Il pasticcio dei doppi contributi

A causa di una legge del governo Berlusconi la ricongiunzione da INPDAP a INPS costerà fino a 300mila euro, fa notare Milena Gabanelli sul Corriere della Sera

Milena Gabanelli sul Corriere della Sera di oggi spiega come mai, a causa di una legge “infilata” nella finanziaria del luglio 2010 dell’ultimo governo Berlusconi, molti lavoratori che sono passati dal settore pubblico a quello privato saranno ora costretti a pagare fino a 300mila euro per la ricongiunzione dei contributi dall’INPDAP (Istituto Nazionale di Previdenza per i Dipendenti dell’Amministrazione Pubblica) all’INPS (Istituto Nazionale della Previdenza Sociale). Gabanelli chiede al ministro del Lavoro e delle Politiche Sociali, Elsa Fornero, di modificare questa norma che costringerebbe i cittadini a versare per due volte i contributi e vedersi così ridurre drasticamente la pensione.

Forse al ministro Fornero scapperà un’altra lacrima quando dovrà mettere mano alla patata bollente ereditata dal governo Berlusconi. Sì, perché al disorientamento provocato dalla sua riforma, si aggiunge l’incubo di migliaia di lavoratori prossimi alla pensione che devono ripagare i contributi già versati.

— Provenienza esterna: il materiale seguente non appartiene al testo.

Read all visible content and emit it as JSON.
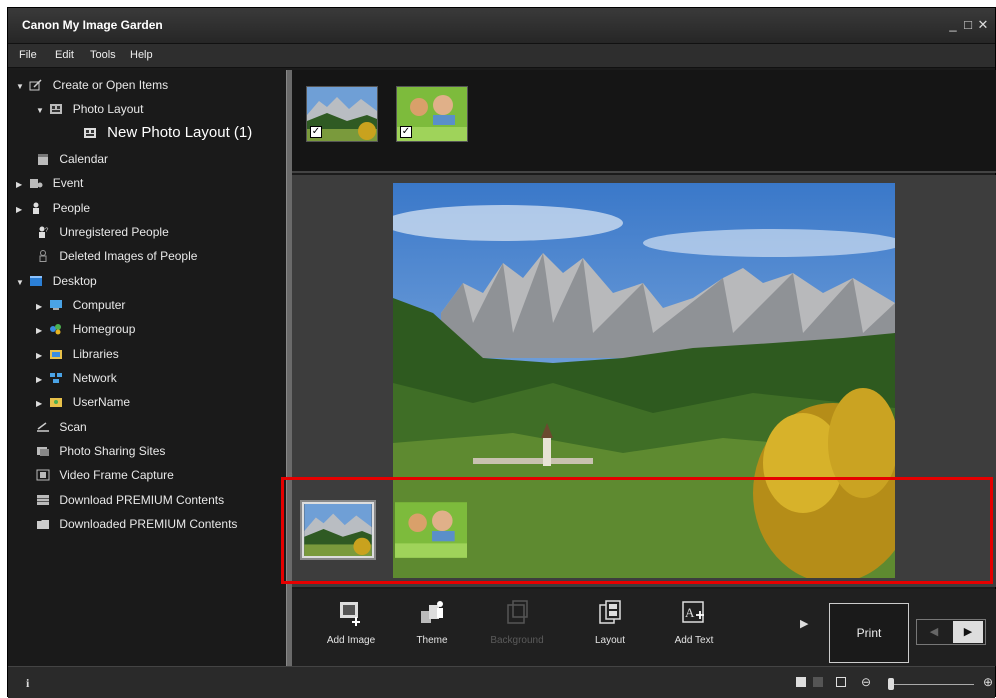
{
  "window": {
    "title": "Canon My Image Garden",
    "controls": [
      "_",
      "□",
      "✕"
    ]
  },
  "menu": [
    "File",
    "Edit",
    "Tools",
    "Help"
  ],
  "sidebar": {
    "items": [
      {
        "label": "Create or Open Items",
        "expanded": true,
        "icon": "create-items-icon"
      },
      {
        "label": "Photo Layout",
        "expanded": true,
        "icon": "photo-layout-icon"
      },
      {
        "label": "New Photo Layout (1)",
        "selected": true,
        "icon": "layout-doc-icon"
      },
      {
        "label": "Calendar",
        "icon": "calendar-icon"
      },
      {
        "label": "Event",
        "collapsed": true,
        "icon": "event-icon"
      },
      {
        "label": "People",
        "collapsed": true,
        "icon": "people-icon"
      },
      {
        "label": "Unregistered People",
        "icon": "unregistered-people-icon"
      },
      {
        "label": "Deleted Images of People",
        "icon": "deleted-people-icon"
      },
      {
        "label": "Desktop",
        "expanded": true,
        "icon": "desktop-icon"
      },
      {
        "label": "Computer",
        "collapsed": true,
        "icon": "computer-icon"
      },
      {
        "label": "Homegroup",
        "collapsed": true,
        "icon": "homegroup-icon"
      },
      {
        "label": "Libraries",
        "collapsed": true,
        "icon": "libraries-icon"
      },
      {
        "label": "Network",
        "collapsed": true,
        "icon": "network-icon"
      },
      {
        "label": "UserName",
        "collapsed": true,
        "icon": "user-folder-icon"
      },
      {
        "label": "Scan",
        "icon": "scan-icon"
      },
      {
        "label": "Photo Sharing Sites",
        "icon": "photo-sharing-icon"
      },
      {
        "label": "Video Frame Capture",
        "icon": "video-frame-icon"
      },
      {
        "label": "Download PREMIUM Contents",
        "icon": "download-premium-icon"
      },
      {
        "label": "Downloaded PREMIUM Contents",
        "icon": "downloaded-premium-icon"
      }
    ]
  },
  "toolbar": {
    "add_image": "Add Image",
    "theme": "Theme",
    "background": "Background",
    "layout": "Layout",
    "add_text": "Add Text",
    "print": "Print"
  },
  "colors": {
    "highlight": "#e60000",
    "background": "#1b1b1b",
    "accent_sidebar_text": "#e8e8e8"
  }
}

L’origine del frutto bacato risale ad una legge del 2010. Il risultato è una lunga lista di situazioni simili a quelle descritte in queste lettere: «Sono un ex dipendente della Pubblica amministrazione: ho lavorato 22 anni in una Ausl, che versava i miei contributi all’Inpdap, poi, 15 anni fa, sono passato alle dipendenze di una azienda privata, che li ha versati all’Inps; quando chiesi la ricongiunzione, mi fu consigliato dai funzionari dell’Inps di farlo l’ultimo giorno di lavoro, perché tanto era gratuita (in effetti sul sito ufficiale dell’Inps c’era scritto così fino a metà gennaio 2012, ndr). Ora ho scoperto, per caso, che per fare la ricongiunzione dovrò sborsare 93 mila euro, che ovviamente non ho. Quindi, se questa legge non viene modificata, mi trovo a dover rinunciare a 22 anni di contributi, o rinunciare alla liquidazione, e andare in pensione a 66 anni piuttosto che a 62 e con una pensione di 1.400 euro lordi, invece di 2.500. Questo dopo aver versato 43 anni di contributi!». Ancora: «Ho lavorato 31 anni presso la ragioneria del Comune e versato i contributi all’Inpdap; poi, 9 anni fa, hanno ridotto il personale e sono passata a una ditta privata, che li ha versati all’Inps. Adesso sto ultimando il 41esimo anno di lavoro e, per fare la ricongiunzione, vogliono più di 200.000 euro. Mi dicono: “Però può pagare a rate…”, ma quali rate, visto che io dovrei andare in pensione con 1.600 euro al mese!».

Questo è il prodotto della Legge 122, «infilata» dentro ad altri provvedimenti nella Finanziaria del luglio 2010. La legge dice, in sintesi, che la ricongiunzione dall’Inpdap all’Inps, finora gratuita, perché peggiorativa, diventa onerosa. Il motivo di questa decisione nasce con l’innalzamento dell’età pensionabile delle donne del pubblico impiego, da 60 a 65 anni. Ora, per i dipendenti pubblici ad erogare la pensione è l’Inpdap. Nel settore privato invece la pensione la paga l’Inps, e per l’Inps le donne hanno diritto alla pensione di vecchiaia a 60 anni.
Ricordiamo che siamo nel 2010 e l’allora ministro del Welfare Sacconi deve aver pensato che le signore con qualche anno di contributo Inps volessero fare una ricongiunzione di massa e prendersi la pensione di vecchiaia in anticipo, anche se leggermente più bassa. Per impedire questa eventualità, non è stato fatto un provvedimento ad hoc, ma la famigerata legge 122, che riguarda indiscriminatamente tutti, senza calcolare che in questi anni di privatizzazioni, migliaia di cittadini, senza cambiare scrivania, hanno cambiato datore di lavoro, passando dal «pubblico» al «privato» (dai Comuni, agli elettrici, ai telefonici), e non sono loro a scegliere dove versare i contributi, perché le regole sono decise da altri. Ora a questi lavoratori, se non vogliono perdere anni di contributi già versati, l’Inps chiede di versarli una seconda volta. Per chi fa domanda di ricongiunzione, la cifra può raggiungere i 300.000 euro.